Naturally, there was some quad biking, hiking, and fishing, too. (And, according to one source, some helicopters.)
Among the invitees were Seek co-founder Paul Bassat, online retail entrepreneur Ruslan Kogan, the founders of Campaign Monitor Dave Greiner and Ben Richardson, Freelancer.com CEO Matt Barrie, and Canva founder Melanie Perkins.
We approached all of the above for comment and while none denied attending, they all declined to comment. (Another invitee was TradeMe founder Sam Morgan, who we’ve asked for comment.)
One of the attendees, when asked about it, replied: “The first rule of Fight Club is that Fight Club doesn’t exist.”
What’s remarkable is that 10 years ago the number of Australian tech entrepreneurs with companies valued at over $100 million could have been counted on one hand. While Australian startups face well-documented challenges accessing skills, mentorship and funding, the group is evidence of the growing success of some of the country’s brightest entrepreneurs. Around 20 people were invited, Business Insider understands.
One goal was for the group to “get to know each other better” and talk about the challenges founders face growing tech companies in Australia. There were also discussions about technology, partnerships and raising capital.
Despite the secrecy, with a group of tech leaders in spectacular surroundings, there would inevitably be a trail.

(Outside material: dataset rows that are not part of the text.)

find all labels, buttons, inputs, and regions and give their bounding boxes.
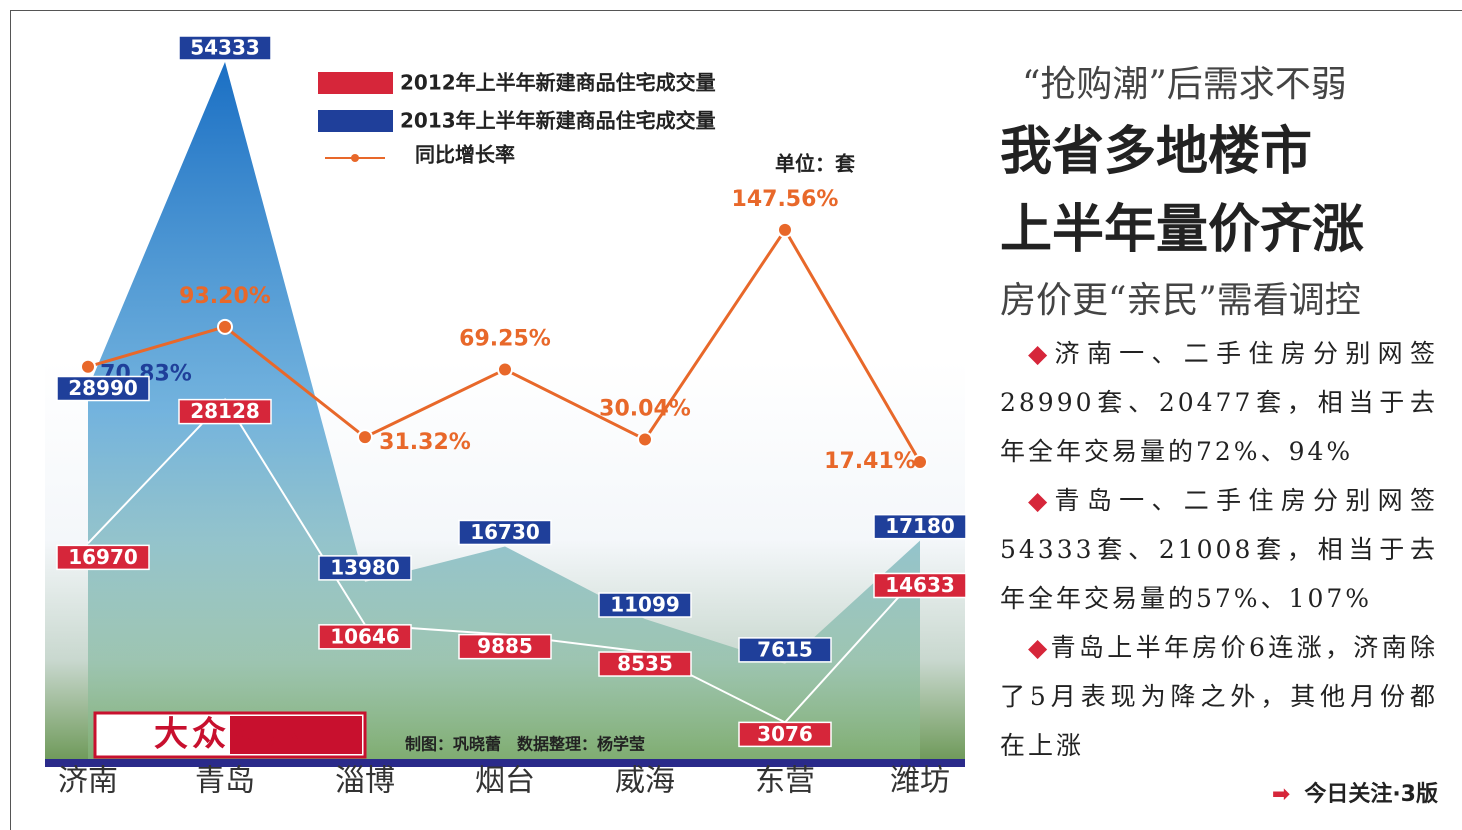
bullet: ◆ <box>1028 486 1055 515</box>
footer: ➡ 今日关注·3版 <box>1000 776 1438 808</box>
value-label: 54333 <box>190 36 260 60</box>
credits: 制图：巩晓蕾 数据整理：杨学莹 <box>405 735 645 754</box>
x-tick-label: 潍坊 <box>890 764 950 799</box>
headline-line: 上半年量价齐涨 <box>1000 200 1365 260</box>
rate-point <box>80 358 96 375</box>
value-label: 14633 <box>885 573 955 597</box>
rate-label: 17.41% <box>824 449 916 474</box>
area-2013 <box>88 62 920 762</box>
value-label: 7615 <box>757 637 813 661</box>
headline-line: 我省多地楼市 <box>1000 122 1313 182</box>
rate-label: 147.56% <box>732 187 839 212</box>
rate-point <box>912 453 928 470</box>
value-label: 13980 <box>330 555 400 579</box>
legend-label: 2012年上半年新建商品住宅成交量 <box>400 71 716 95</box>
x-tick-label: 威海 <box>615 764 675 799</box>
value-label: 9885 <box>477 634 533 658</box>
rate-label: 93.20% <box>179 284 271 309</box>
label-box <box>458 519 552 546</box>
paragraph: ◆青岛上半年房价6连涨，济南除了5月表现为降之外，其他月份都在上涨 <box>1000 623 1438 770</box>
label-box <box>458 633 552 660</box>
label-box <box>598 592 692 618</box>
article: “抢购潮”后需求不弱 我省多地楼市 上半年量价齐涨 房价更“亲民”需看调控 ◆济南… <box>1000 55 1438 808</box>
footer-text: 今日关注·3版 <box>1304 782 1438 807</box>
label-box <box>178 35 272 61</box>
label-box <box>318 555 412 581</box>
rate-point <box>497 361 513 378</box>
legend-label: 2013年上半年新建商品住宅成交量 <box>400 109 716 133</box>
subhead: 房价更“亲民”需看调控 <box>1000 280 1361 321</box>
chart: 70.83%93.20%31.32%69.25%30.04%147.56%17.… <box>45 35 967 799</box>
legend-swatch <box>318 72 393 94</box>
value-label: 16730 <box>470 520 540 544</box>
bullet: ◆ <box>1028 633 1051 662</box>
value-label: 3076 <box>757 722 813 746</box>
label-box <box>56 375 150 402</box>
value-label: 10646 <box>330 624 400 648</box>
rate-label: 30.04% <box>599 396 691 421</box>
rate-point <box>777 221 793 238</box>
rate-label: 69.25% <box>459 327 551 352</box>
paragraph-text: 青岛上半年房价6连涨，济南除了5月表现为降之外，其他月份都在上涨 <box>1000 633 1438 760</box>
paragraph: ◆青岛一、二手住房分别网签54333套、21008套，相当于去年全年交易量的57… <box>1000 476 1438 623</box>
label-box <box>873 513 967 540</box>
x-tick-label: 济南 <box>58 764 118 799</box>
rate-point <box>357 429 373 446</box>
label-box <box>738 721 832 748</box>
legend-swatch <box>318 110 393 132</box>
x-tick-label: 烟台 <box>475 764 535 799</box>
x-tick-label: 东营 <box>755 764 815 799</box>
kicker: “抢购潮”后需求不弱 <box>1022 64 1347 105</box>
logo-fill <box>230 716 362 754</box>
arrow: ➡ <box>1271 782 1291 807</box>
rate-point <box>217 318 233 335</box>
unit: 单位：套 <box>775 152 855 176</box>
value-label: 17180 <box>885 514 955 538</box>
paragraph-text: 青岛一、二手住房分别网签54333套、21008套，相当于去年全年交易量的57%… <box>1000 486 1438 613</box>
label-box <box>318 624 412 650</box>
label-box <box>56 544 150 571</box>
logo: 大众图示 <box>154 715 306 755</box>
value-label: 28990 <box>68 376 138 400</box>
legend-label: 同比增长率 <box>415 143 515 167</box>
x-tick-label: 青岛 <box>195 764 255 799</box>
x-tick-label: 淄博 <box>335 764 395 799</box>
paragraph-text: 济南一、二手住房分别网签28990套、20477套，相当于去年全年交易量的72%… <box>1000 339 1438 466</box>
x-axis <box>45 759 965 767</box>
value-label: 28128 <box>190 399 260 423</box>
legend-dot <box>351 154 359 162</box>
value-label: 11099 <box>610 593 680 617</box>
rate-label: 31.32% <box>379 430 471 455</box>
rate-point <box>637 431 653 448</box>
label-box <box>178 398 272 425</box>
value-label: 8535 <box>617 652 673 676</box>
value-label: 16970 <box>68 545 138 569</box>
bullet: ◆ <box>1028 339 1055 368</box>
label-box <box>873 572 967 599</box>
paragraph: ◆济南一、二手住房分别网签28990套、20477套，相当于去年全年交易量的72… <box>1000 329 1438 476</box>
label-box <box>598 651 692 677</box>
label-box <box>738 637 832 663</box>
headline: 我省多地楼市 上半年量价齐涨 <box>1000 113 1438 269</box>
page-frame <box>10 10 1462 830</box>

Mike Cannon-Brookes posted this photo of a tranquil valley which looks suspiciously like the South Island:
— Mike Cannon-Brookes (@mcannonbrookes) January 23, 2015
And Ruslan Kogan looks like he had a great afternoon’s fishing on the lake:
— Ruslan Kogan (@ruslankogan) January 23, 2015
The group collectively agreed nobody would comment on the trip.
Atlassian co-founders Cannon-Brookes and Scott Farquhar are increasingly assuming a mentoring role for entrepreneurs in Australia.
The company, which is now more than 12 years old, was valued last year at $3.3 billion. It’s growing fast and plans to add another 600 people to its existing 900 employees before the end of the financial year.
Cannon-Brookes and Farquhar built the company from scratch using a “no bullsh*t” rule as their guiding principle.
Both guys now work extensively to build the nation’s startup community. Late last year Farquhar led a $2 million investment round in Queensland-based safety startup SafetyCulture and he’s even been turning up to work there.
Cannon-Brookes is also an investor in a number of tech companies and regularly speaks at some of the country’s biggest startup events including SydStart.